Easiest thing to do instead is to just use a ref helper function:

            ref b() { return rhs.num; }
            assert(&b() != &this.num); //this works now

(With the -preview=shortenedMethods you can write it `ref b() => rhs.num;` too nut in both cases, you must call the function as b() when you use it)


Or, of course here, the num is just a value so you can simply use an intermediate variable too.

January 14
On Friday, 14 January 2022 at 17:56:48 UTC, Adam D Ruppe wrote:
> On Friday, 14 January 2022 at 17:48:41 UTC, kyle wrote:
>> [...]
>
> alias works in term of compile-time names, not values. This means the `this` value, being run time, gets discarded.
>
> [...]

Thanks Adam. We need a repository of articles about stuff that doesn't do what people expect.
January 18
On Friday, 14 January 2022 at 18:04:35 UTC, kyle wrote:
> Thanks Adam. We need a repository of articles about stuff that doesn't do what people expect.

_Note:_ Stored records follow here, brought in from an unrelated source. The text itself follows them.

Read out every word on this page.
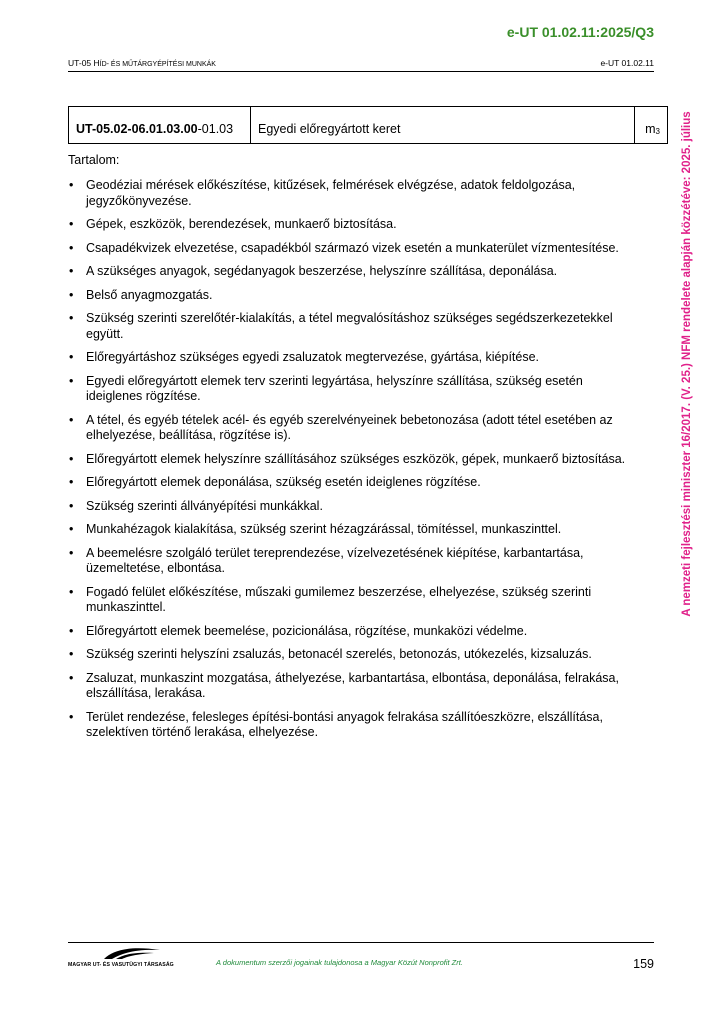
e-UT 01.02.11:2025/Q3
UT-05 HÍD- ÉS MŰTÁRGYÉPÍTÉSI MUNKÁK	e-UT 01.02.11
A nemzeti fejlesztési miniszter 16/2017. (V. 25.) NFM rendelete alapján közzétéve: 2025. július
UT-05.02-06.01.03.00 -01.03	Egyedi előregyártott keret	$m_3$
Tartalom:
• Geodéziai mérések előkészítése, kitűzések, felmérések elvégzése, adatok feldolgozása, jegyzőkönyvezése.
• Gépek, eszközök, berendezések, munkaerő biztosítása.
• Csapadékvizek elvezetése, csapadékból származó vizek esetén a munkaterület vízmentesítése.
• A szükséges anyagok, segédanyagok beszerzése, helyszínre szállítása, deponálása.
• Belső anyagmozgatás.
• Szükség szerinti szerelőtér-kialakítás, a tétel megvalósításhoz szükséges segédszerkezetekkel együtt.
• Előregyártáshoz szükséges egyedi zsaluzatok megtervezése, gyártása, kiépítése.
• Egyedi előregyártott elemek terv szerinti legyártása, helyszínre szállítása, szükség esetén ideiglenes rögzítése.
• A tétel, és egyéb tételek acél- és egyéb szerelvényeinek bebetonozása (adott tétel esetében az elhelyezése, beállítása, rögzítése is).
• Előregyártott elemek helyszínre szállításához szükséges eszközök, gépek, munkaerő biztosítása.
• Előregyártott elemek deponálása, szükség esetén ideiglenes rögzítése.
• Szükség szerinti állványépítési munkákkal.
• Munkahézagok kialakítása, szükség szerint hézagzárással, tömítéssel, munkaszinttel.
• A beemelésre szolgáló terület tereprendezése, vízelvezetésének kiépítése, karbantartása, üzemeltetése, elbontása.
• Fogadó felület előkészítése, műszaki gumilemez beszerzése, elhelyezése, szükség szerinti munkaszinttel.
• Előregyártott elemek beemelése, pozicionálása, rögzítése, munkaközi védelme.
• Szükség szerinti helyszíni zsaluzás, betonacél szerelés, betonozás, utókezelés, kizsaluzás.
• Zsaluzat, munkaszint mozgatása, áthelyezése, karbantartása, elbontása, deponálása, felrakása, elszállítása, lerakása.
• Terület rendezése, felesleges építési-bontási anyagok felrakása szállítóeszközre, elszállítása, szelektíven történő lerakása, elhelyezése.
MAGYAR UT- ÉS VASUTÜGYI TÁRSASÁG	A dokumentum szerzői jogainak tulajdonosa a Magyar Közút Nonprofit Zrt.	159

I put this as a tip of the week in my late post:
http://dpldocs.info/this-week-in-d/Blog.Posted_2022_01_10.html#tip-of-the-week

My blog sometimes gets these if you do a ctrl+f search on the index sometimes something will come up.
January 20

On Friday, 14 January 2022 at 17:48:41 UTC, kyle wrote:

>
void main()
{
    import std.stdio;

    Broke foo = Broke(10);
    Broke bar = Broke(20);

    writeln(foo + 15);  //prints 25 as expected
    writeln(foo + bar); //prints 20
}

I guess what you want to do is something like this:

struct Broke
{
    double num;

    Broke opBinary(string op)(Broke rhs)
    if(op == "+")
    {
      return Broke(this.num + rhs.num);/*
      this.num += rhs.num;
      return this;//*option 2*/
    }

    Broke opBinary(string op)(double rhs)
    if(op == "+")
    {
      return Broke(this.num + rhs);/*
      this.num += rhs;
      return this;//*option 2*/
    }
}

void main()
{
    import std.stdio;

    Broke foo = Broke(5);
    Broke bar = Broke(15);
    bar = foo + bar;    // #1 bar == Broke(20)

    writeln(foo + 15);  // #2 print ok => 20
    writeln(foo + bar); // #3 print ok => 25
}

So you don't need to use alias. If you want it the other way (option 2), turn off option 1 then option 2 will open automatically. Thus, same Broke() gets values: 20, 35 and 55.

regards,

  • Salih